The lawsuit was filed on behalf of two Cigna members in Placer and San Diego counties who have been pressured to pay for assessments after Cigna denied their claims.

The lawsuit accuses Cigna of violating California’s requirement that it conduct “thorough, truthful, and goal” investigations of payments submitted for medical bills. It seeks unspecified damages and a jury trial.

Cigna “makes use of the PXDX system as a result of it is aware of it won’t be held accountable for wrongful denials” as a result of solely a small fraction of policyholders enchantment denied claims, in keeping with the lawsuit.

In an announcement, Cigna Healthcare stated the lawsuit “seems extremely questionable and appears to be based mostly fully on a poorly reported article that skewed the info.”

The corporate says the method is used to hurry up funds to physicians for frequent, comparatively cheap procedures by way of an industry-standard evaluation course of just like these utilized by different insurers for years.

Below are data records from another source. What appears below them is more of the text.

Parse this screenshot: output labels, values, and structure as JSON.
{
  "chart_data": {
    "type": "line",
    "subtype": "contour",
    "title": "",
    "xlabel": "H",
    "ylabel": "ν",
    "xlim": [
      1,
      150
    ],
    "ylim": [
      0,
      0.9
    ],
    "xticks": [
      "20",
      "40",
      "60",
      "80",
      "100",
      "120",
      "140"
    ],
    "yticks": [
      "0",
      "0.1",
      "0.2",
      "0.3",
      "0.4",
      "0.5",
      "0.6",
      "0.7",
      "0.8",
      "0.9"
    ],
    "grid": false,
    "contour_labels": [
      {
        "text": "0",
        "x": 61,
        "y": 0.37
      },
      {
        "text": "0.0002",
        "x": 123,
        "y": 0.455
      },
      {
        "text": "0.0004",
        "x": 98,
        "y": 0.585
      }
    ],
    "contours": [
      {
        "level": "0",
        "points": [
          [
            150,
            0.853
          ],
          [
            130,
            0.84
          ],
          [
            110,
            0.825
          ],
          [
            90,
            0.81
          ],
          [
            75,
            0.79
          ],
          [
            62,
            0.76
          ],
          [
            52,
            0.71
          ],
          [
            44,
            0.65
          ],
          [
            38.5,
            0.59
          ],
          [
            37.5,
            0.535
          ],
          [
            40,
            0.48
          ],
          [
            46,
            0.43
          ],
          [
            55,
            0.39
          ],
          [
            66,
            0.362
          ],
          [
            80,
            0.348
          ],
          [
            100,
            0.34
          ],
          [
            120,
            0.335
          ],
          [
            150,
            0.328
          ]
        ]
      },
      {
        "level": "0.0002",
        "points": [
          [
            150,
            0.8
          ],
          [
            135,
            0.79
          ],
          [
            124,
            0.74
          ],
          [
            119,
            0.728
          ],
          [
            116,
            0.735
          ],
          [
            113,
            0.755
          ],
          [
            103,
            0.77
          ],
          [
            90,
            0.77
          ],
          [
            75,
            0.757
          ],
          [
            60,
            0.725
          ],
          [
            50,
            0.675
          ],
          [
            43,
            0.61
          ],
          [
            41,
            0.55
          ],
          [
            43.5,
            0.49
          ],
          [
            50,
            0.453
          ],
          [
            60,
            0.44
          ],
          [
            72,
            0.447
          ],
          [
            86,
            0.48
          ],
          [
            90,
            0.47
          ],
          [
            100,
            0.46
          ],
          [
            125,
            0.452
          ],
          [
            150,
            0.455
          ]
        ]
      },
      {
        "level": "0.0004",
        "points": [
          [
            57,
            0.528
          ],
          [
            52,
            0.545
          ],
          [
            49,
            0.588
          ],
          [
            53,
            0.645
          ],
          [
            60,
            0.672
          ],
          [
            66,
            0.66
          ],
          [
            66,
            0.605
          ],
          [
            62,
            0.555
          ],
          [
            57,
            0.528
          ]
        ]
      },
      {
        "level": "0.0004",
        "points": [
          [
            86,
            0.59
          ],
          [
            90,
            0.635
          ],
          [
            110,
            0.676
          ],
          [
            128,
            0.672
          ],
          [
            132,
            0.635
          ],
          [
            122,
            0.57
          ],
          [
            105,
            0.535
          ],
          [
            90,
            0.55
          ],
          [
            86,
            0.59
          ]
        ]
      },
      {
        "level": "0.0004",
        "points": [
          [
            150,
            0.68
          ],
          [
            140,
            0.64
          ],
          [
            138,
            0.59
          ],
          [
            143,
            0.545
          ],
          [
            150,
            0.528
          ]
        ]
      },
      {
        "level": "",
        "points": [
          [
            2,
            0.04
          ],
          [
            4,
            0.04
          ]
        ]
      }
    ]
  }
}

“Cigna makes use of know-how to confirm that the codes on a few of the commonest, low-cost procedures are submitted appropriately based mostly on our publicly accessible protection insurance policies, and that is accomplished to assist expedite doctor reimbursement,” the assertion stated. “The evaluation takes place after sufferers have obtained therapy, so it doesn’t end in any denials of care. If codes are submitted incorrectly, we offer clear steering on resubmission and tips on how to enchantment.”